In the last 5 years, many. None related to the B.o.M. but many. That is one of the joys/frustrations with the process. They could open up Monte Verde and find all kinds of stuff immediately or they could explore for 20 years and find nothing and then as they get ready to close up a child could wander in and find something.
Therefore, I think, you can see my point.
IThink for a moment about the amount of garbage (food remnants, dead skin, hair, trash, etc.) you and say 250 of your closest neighbors generate. Now for 20 years toss it into a big hole that is open to the air so that birds and bugs and critters can get in as well. After 20 years dump 100 tons of dirt on top of it and then wait 200 years and dig it up. How much of that junk will tell you much about you and your neighbors?
One researcher finds about 100 small flat rounded sticks and determines that part of the culture was medical in nature as there are tongue depressors present. But actually your neighbors daughter loved popsicles.
It could be any amount of time.
Yep, you see my point.
I’m not claiming that archeology proves that the Book of Mormon is true, or based in fact. I believe that there will always be someone who comes up with reasonable alternative explanations for anything that is found, and that’s fine.

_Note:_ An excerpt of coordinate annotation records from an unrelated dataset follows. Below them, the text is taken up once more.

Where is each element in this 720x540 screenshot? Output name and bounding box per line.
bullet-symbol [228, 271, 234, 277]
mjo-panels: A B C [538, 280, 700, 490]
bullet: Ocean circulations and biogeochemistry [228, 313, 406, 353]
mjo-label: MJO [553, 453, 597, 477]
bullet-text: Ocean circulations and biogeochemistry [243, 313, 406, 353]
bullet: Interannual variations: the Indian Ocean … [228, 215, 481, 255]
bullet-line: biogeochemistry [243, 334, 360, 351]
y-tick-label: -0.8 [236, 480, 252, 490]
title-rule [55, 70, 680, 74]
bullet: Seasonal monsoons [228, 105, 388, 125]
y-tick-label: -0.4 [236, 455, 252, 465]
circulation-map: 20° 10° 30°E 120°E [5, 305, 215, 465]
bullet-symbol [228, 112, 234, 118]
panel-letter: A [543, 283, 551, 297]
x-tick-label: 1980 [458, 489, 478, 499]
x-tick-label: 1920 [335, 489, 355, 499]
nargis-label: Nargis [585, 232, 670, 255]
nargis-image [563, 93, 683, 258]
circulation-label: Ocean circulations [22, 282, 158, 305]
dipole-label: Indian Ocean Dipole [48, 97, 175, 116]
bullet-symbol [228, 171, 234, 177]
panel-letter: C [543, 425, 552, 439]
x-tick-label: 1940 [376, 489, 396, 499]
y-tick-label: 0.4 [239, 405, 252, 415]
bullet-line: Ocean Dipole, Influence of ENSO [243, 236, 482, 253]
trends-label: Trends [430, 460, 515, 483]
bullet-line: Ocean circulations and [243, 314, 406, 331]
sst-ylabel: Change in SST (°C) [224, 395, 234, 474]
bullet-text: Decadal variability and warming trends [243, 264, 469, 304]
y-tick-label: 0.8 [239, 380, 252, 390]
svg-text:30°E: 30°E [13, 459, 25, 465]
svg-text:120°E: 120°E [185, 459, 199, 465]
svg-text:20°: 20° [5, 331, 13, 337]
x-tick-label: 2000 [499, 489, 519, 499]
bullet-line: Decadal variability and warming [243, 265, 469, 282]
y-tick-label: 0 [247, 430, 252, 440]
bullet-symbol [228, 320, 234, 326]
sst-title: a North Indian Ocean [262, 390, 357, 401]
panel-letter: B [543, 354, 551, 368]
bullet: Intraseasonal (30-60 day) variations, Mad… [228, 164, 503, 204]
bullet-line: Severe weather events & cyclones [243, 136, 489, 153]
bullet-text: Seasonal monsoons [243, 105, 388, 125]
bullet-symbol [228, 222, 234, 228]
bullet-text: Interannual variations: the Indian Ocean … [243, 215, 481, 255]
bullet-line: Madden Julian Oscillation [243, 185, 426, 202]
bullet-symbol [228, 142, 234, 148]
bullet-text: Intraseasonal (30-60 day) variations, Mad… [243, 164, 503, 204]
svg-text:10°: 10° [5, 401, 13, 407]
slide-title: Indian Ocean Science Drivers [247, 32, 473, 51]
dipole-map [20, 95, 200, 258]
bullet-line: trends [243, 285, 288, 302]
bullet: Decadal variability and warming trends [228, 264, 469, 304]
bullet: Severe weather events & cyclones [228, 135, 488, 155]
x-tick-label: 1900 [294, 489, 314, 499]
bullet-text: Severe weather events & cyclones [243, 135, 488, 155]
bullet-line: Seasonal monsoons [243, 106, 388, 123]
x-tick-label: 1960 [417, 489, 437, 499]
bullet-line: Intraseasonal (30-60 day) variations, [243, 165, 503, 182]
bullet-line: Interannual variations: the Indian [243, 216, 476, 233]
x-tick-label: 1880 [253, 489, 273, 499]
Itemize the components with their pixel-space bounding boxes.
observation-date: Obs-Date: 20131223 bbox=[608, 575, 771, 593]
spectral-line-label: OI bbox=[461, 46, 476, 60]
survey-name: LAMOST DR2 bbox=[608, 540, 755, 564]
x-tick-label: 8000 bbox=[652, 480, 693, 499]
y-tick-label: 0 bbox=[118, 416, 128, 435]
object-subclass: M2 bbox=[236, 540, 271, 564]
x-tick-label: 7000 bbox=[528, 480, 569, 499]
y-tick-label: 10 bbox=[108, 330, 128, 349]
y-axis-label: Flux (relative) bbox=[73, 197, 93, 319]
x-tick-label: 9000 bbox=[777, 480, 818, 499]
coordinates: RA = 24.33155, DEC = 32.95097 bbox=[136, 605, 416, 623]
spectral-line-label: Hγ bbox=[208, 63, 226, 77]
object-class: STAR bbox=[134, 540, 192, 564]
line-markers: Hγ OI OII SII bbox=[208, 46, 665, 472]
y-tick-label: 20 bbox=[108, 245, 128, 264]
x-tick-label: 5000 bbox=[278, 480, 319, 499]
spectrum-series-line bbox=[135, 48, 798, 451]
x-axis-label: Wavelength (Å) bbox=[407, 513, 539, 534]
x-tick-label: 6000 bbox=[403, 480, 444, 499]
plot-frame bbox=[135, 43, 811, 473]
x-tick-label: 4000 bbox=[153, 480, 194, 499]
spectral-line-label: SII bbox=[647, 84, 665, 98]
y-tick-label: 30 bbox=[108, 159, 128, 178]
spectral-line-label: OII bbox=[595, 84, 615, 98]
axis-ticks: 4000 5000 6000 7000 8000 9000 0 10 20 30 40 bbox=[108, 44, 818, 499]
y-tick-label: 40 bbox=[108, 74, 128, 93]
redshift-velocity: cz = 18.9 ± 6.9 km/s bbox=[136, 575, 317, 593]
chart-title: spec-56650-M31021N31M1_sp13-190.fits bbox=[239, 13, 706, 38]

My problem is only with those who point to what has not been found and claiming that lack of absolute archeological proof for the Book of Mormon proves that it is untrue. Come back to me in a few hundred years, after the entire Amercian hemisphere has absolutely been covered, all archeological sites have been found, classified and accurately interpreted, and then talk to me.
In the meantime, what I see happening is that critics will claim that the Book of Mormon must be false because it mentions cement, or barley, or some other thing that hasn’t been found yet, and then cement, barley or something else GETS found, and nothing changes. the objection just disappears and the target changes.
I don’t think that finding cement cities in South America proves that the Book of Mormon is true. All it does is prove that the Book of Mormon claims that the ancient Americans used cement, and guess what—they used cement. How about that.
The objections aren’t about real archeological problems, you realize; they are about the fact that the objectors don’t believe that the Book of Mormon, or Mormonism, can possibly be true, so they will grab anything they can that seems to support that view, and trumpet it as
proof that it is not true.
…and, if one of their objections gets debunked, that’s ok–they will simply go to the next one. There is no amount of archeological evidence that would convince these people that the Book of Mormon is true. There never will be any.
That’s actually a good thing, y’know. Religious truth has to be arrived at through religious means, not physical ones.